Appellant heeft in beroep ter onderbouwing van zijn standpunt dat de beperkingen zijn onderschat medische informatie van de revalidatiearts en de orthopeed ingebracht. De verzekeringsarts bezwaar en beroep heeft in rapporten van 26 november 2021 en 31 december 2021 op deze medische informatie gereageerd.

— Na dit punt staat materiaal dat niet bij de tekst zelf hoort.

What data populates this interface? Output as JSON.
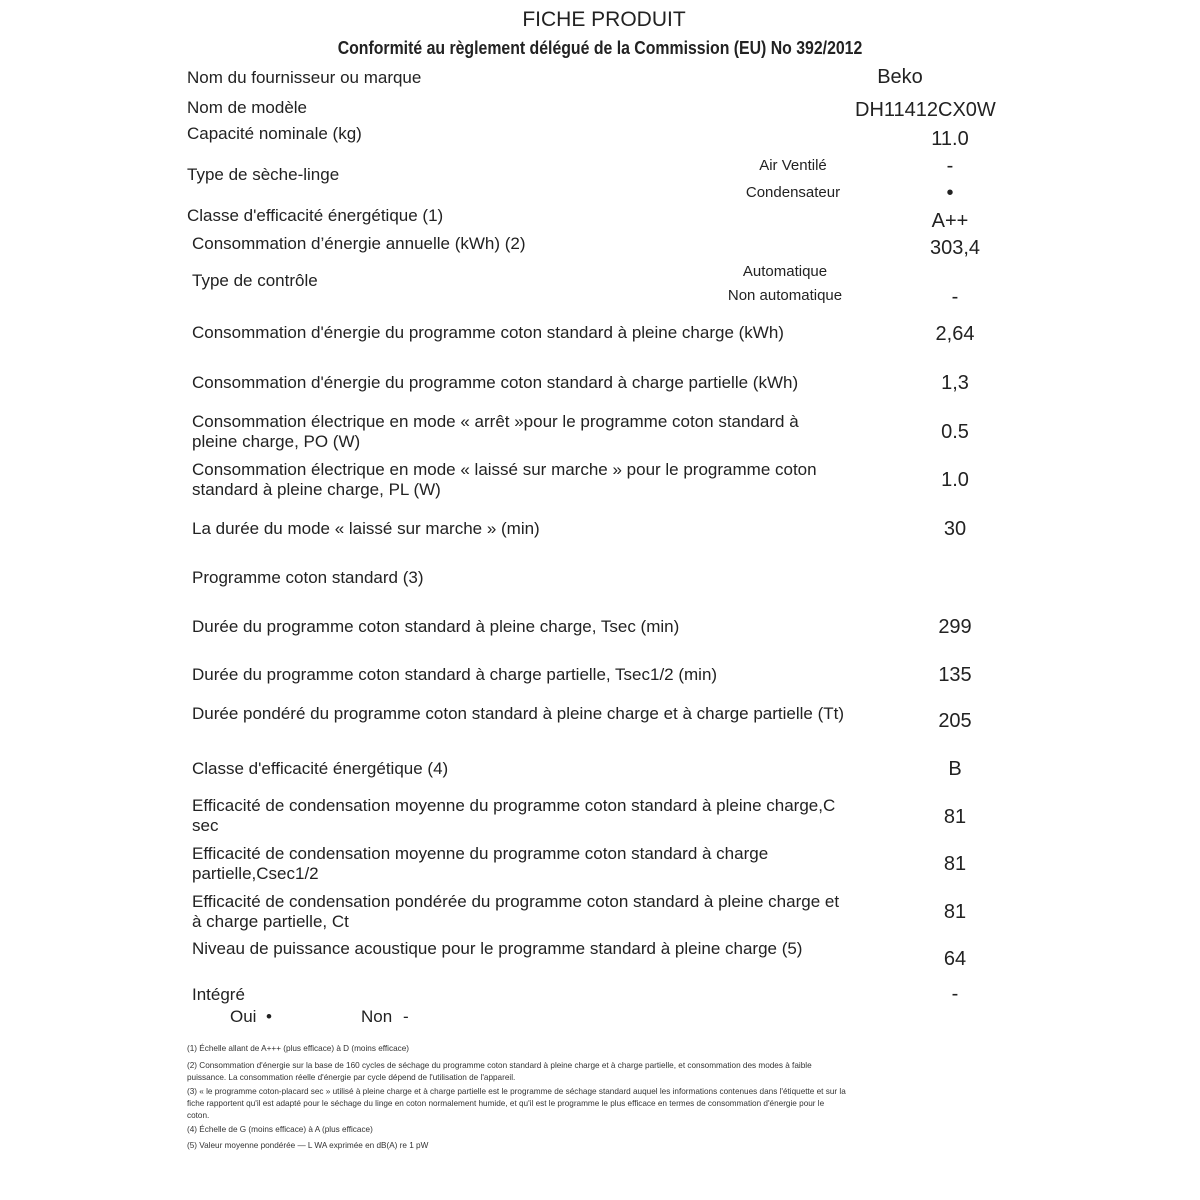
{
  "header": {
    "title": "FICHE PRODUIT",
    "subtitle": "Conformité au règlement délégué de la Commission (EU) No 392/2012"
  },
  "rows": [
    {
      "label": "Nom du fournisseur ou marque",
      "value": "Beko"
    },
    {
      "label": "Nom de modèle",
      "value": "DH11412CX0W"
    },
    {
      "label": "Capacité nominale (kg)",
      "value": "11.0"
    },
    {
      "label": "Type de sèche-linge",
      "options": [
        {
          "label": "Air Ventilé",
          "value": "-"
        },
        {
          "label": "Condensateur",
          "value": "•"
        }
      ]
    },
    {
      "label": "Classe d'efficacité énergétique (1)",
      "value": "A++"
    },
    {
      "label": "Consommation d’énergie annuelle (kWh) (2)",
      "value": "303,4"
    },
    {
      "label": "Type de contrôle",
      "options": [
        {
          "label": "Automatique",
          "value": ""
        },
        {
          "label": "Non automatique",
          "value": "-"
        }
      ]
    },
    {
      "label": "Consommation d'énergie du programme coton standard à pleine charge (kWh)",
      "value": "2,64"
    },
    {
      "label": "Consommation d'énergie du programme coton standard à charge partielle (kWh)",
      "value": "1,3"
    },
    {
      "label": "Consommation électrique en mode « arrêt »pour le programme coton standard à pleine charge, PO (W)",
      "value": "0.5"
    },
    {
      "label": "Consommation électrique en mode « laissé sur marche » pour le programme coton standard à pleine charge, PL (W)",
      "value": "1.0"
    },
    {
      "label": "La durée du mode « laissé sur marche » (min)",
      "value": "30"
    },
    {
      "label": "Programme coton standard (3)",
      "value": ""
    },
    {
      "label": "Durée du programme coton standard à pleine charge, Tsec (min)",
      "value": "299"
    },
    {
      "label": "Durée du programme coton standard à charge partielle, Tsec1/2 (min)",
      "value": "135"
    },
    {
      "label": "Durée pondéré du programme coton standard à pleine charge et à charge partielle (Tt)",
      "value": "205"
    },
    {
      "label": "Classe d'efficacité énergétique (4)",
      "value": "B"
    },
    {
      "label": "Efficacité de condensation moyenne du programme coton standard à pleine charge,C sec",
      "value": "81"
    },
    {
      "label": "Efficacité de condensation moyenne du programme coton standard à charge partielle,Csec1/2",
      "value": "81"
    },
    {
      "label": "Efficacité de condensation pondérée du programme coton standard à pleine charge et à charge partielle, Ct",
      "value": "81"
    },
    {
      "label": "Niveau de puissance acoustique pour le programme standard à pleine charge (5)",
      "value": "64"
    },
    {
      "label": "Intégré",
      "value": "-",
      "options": [
        {
          "label": "Oui",
          "value": "•"
        },
        {
          "label": "Non",
          "value": "-"
        }
      ]
    }
  ],
  "footnotes": [
    "(1) Échelle allant de A+++ (plus efficace) à D (moins efficace)",
    "(2) Consommation d'énergie sur la base de 160 cycles de séchage du programme coton standard à pleine charge et à charge partielle, et consommation des modes à faible puissance. La consommation réelle d'énergie par cycle dépend de l'utilisation de l'appareil.",
    "(3) « le programme coton-placard sec » utilisé à pleine charge et à charge partielle est le programme de séchage standard auquel les informations contenues dans l'étiquette et sur la fiche rapportent qu'il est adapté pour le séchage du linge en coton normalement humide, et qu'il est le programme le plus efficace en termes de consommation d'énergie pour le coton.",
    "(4) Échelle de G (moins efficace) à A (plus efficace)",
    "(5) Valeur moyenne pondérée — L WA exprimée en dB(A) re 1 pW"
  ]
}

Geconcludeerd is dat er geen aanleiding bestaat om de in de FML van 14 oktober2021 vastgelegde belastbaarheid aan te passen.

1.7.

Appellant heeft zich op 23 juli 2021 vanwege een ziekenhuisopname toegenomen arbeidsongeschikt gemeld. Het Uwv heeft bij besluit van 1 december 2022 vastgesteld dat appellant vanaf 16 november 2022 80 tot 100% arbeidsongeschikt is en geen of slechts een kleine kans op herstel heeft en heeft hem per die datum in aanmerking gebracht voor een IVA-uitkering op grond van de Wet WIA.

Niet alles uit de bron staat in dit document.